As for equipment, Ukrainian Chief State Sanitary Dr. Viktor Liashko says that Ukraine has 3,500 intubation units and 15 life-support machines. Liashko did not respond to multiple requests for an interview.
In comparison, Germany has 25,000 intubation units and just ordered 10,000 more.
Dr. Ulana Suprun, a Ukrainian-American physician who served as acting health minister from 2016–2019, told the Kyiv Post that Ukrainian hospitals are still badly funded and ill-equipped.
“There is not enough financing and financing is not going to the right place,” she said. “It should be going where the patient goes… There has been no reform done at that level (the hospitals),” Suprun said.
“Hospitals are in bad shape… no reform has been done at that level for 28 years of independence and also for 70 years before that,” Suprun said.
She said her team focused on reforming primary healthcare — family doctors — while hospitals still need systemic upgrades. “The change will happen only after the financing reform has happened,” she said.

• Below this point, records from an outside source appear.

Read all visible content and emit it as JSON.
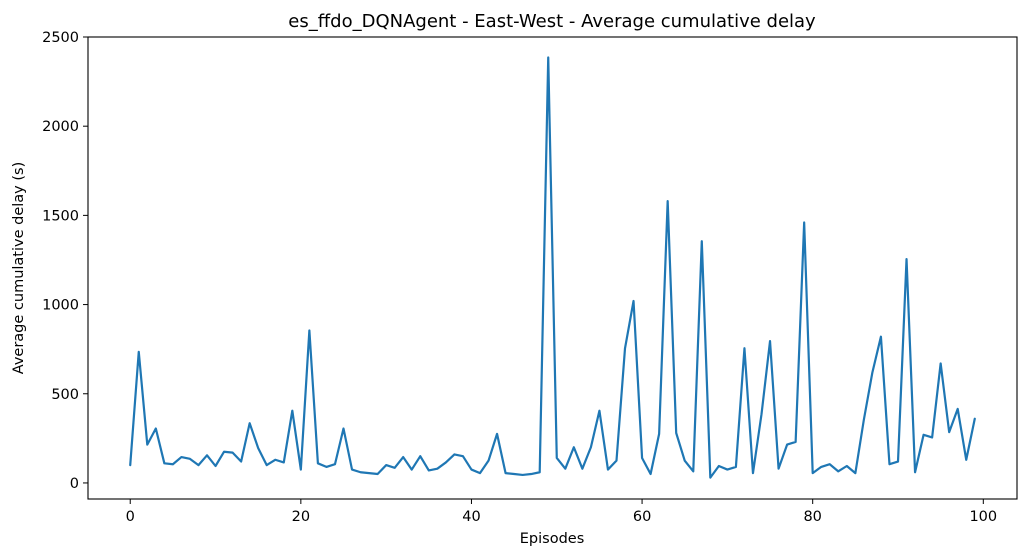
{
  "chart_data": {
    "type": "line",
    "title": "es_ffdo_DQNAgent - East-West - Average cumulative delay",
    "xlabel": "Episodes",
    "ylabel": "Average cumulative delay (s)",
    "xlim": [
      -4.95,
      103.95
    ],
    "ylim": [
      -90,
      2500
    ],
    "xticks": [
      0,
      20,
      40,
      60,
      80,
      100
    ],
    "yticks": [
      0,
      500,
      1000,
      1500,
      2000,
      2500
    ],
    "grid": false,
    "colors": {
      "series": "#1f77b4"
    },
    "series": [
      {
        "x": [
          0,
          1,
          2,
          3,
          4,
          5,
          6,
          7,
          8,
          9,
          10,
          11,
          12,
          13,
          14,
          15,
          16,
          17,
          18,
          19,
          20,
          21,
          22,
          23,
          24,
          25,
          26,
          27,
          28,
          29,
          30,
          31,
          32,
          33,
          34,
          35,
          36,
          37,
          38,
          39,
          40,
          41,
          42,
          43,
          44,
          45,
          46,
          47,
          48,
          49,
          50,
          51,
          52,
          53,
          54,
          55,
          56,
          57,
          58,
          59,
          60,
          61,
          62,
          63,
          64,
          65,
          66,
          67,
          68,
          69,
          70,
          71,
          72,
          73,
          74,
          75,
          76,
          77,
          78,
          79,
          80,
          81,
          82,
          83,
          84,
          85,
          86,
          87,
          88,
          89,
          90,
          91,
          92,
          93,
          94,
          95,
          96,
          97,
          98,
          99
        ],
        "values": [
          100,
          735,
          215,
          305,
          110,
          105,
          145,
          135,
          100,
          155,
          95,
          175,
          170,
          120,
          335,
          195,
          100,
          130,
          115,
          405,
          75,
          855,
          110,
          90,
          105,
          305,
          75,
          60,
          55,
          50,
          100,
          85,
          145,
          75,
          150,
          70,
          80,
          115,
          160,
          150,
          75,
          55,
          125,
          275,
          55,
          50,
          45,
          50,
          60,
          2385,
          140,
          80,
          200,
          80,
          200,
          405,
          75,
          125,
          755,
          1020,
          140,
          50,
          275,
          1580,
          280,
          125,
          65,
          1355,
          30,
          95,
          75,
          90,
          755,
          55,
          385,
          795,
          80,
          215,
          230,
          1460,
          55,
          90,
          105,
          65,
          95,
          55,
          355,
          620,
          820,
          105,
          120,
          1255,
          60,
          270,
          255,
          670,
          285,
          415,
          130,
          360
        ]
      }
    ]
  }
}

Suprun says that Ukraine should be following the examples of countries that have best handled the COVID‑19 pandemic so far: “Two very successful countries… that have a very low mortality rate, are Germany and South Korea. They test a lot of people and isolate those who can pass the disease to others,” she said.
As for Rainey, he says his symptoms have more or less subsided, to the point where he is planning his next step: “I’ll self isolate until Sunday, then volunteer with the Red Cross,” he said.
Kyiv Post staff writer Daryna Antoniuk contributed to this story.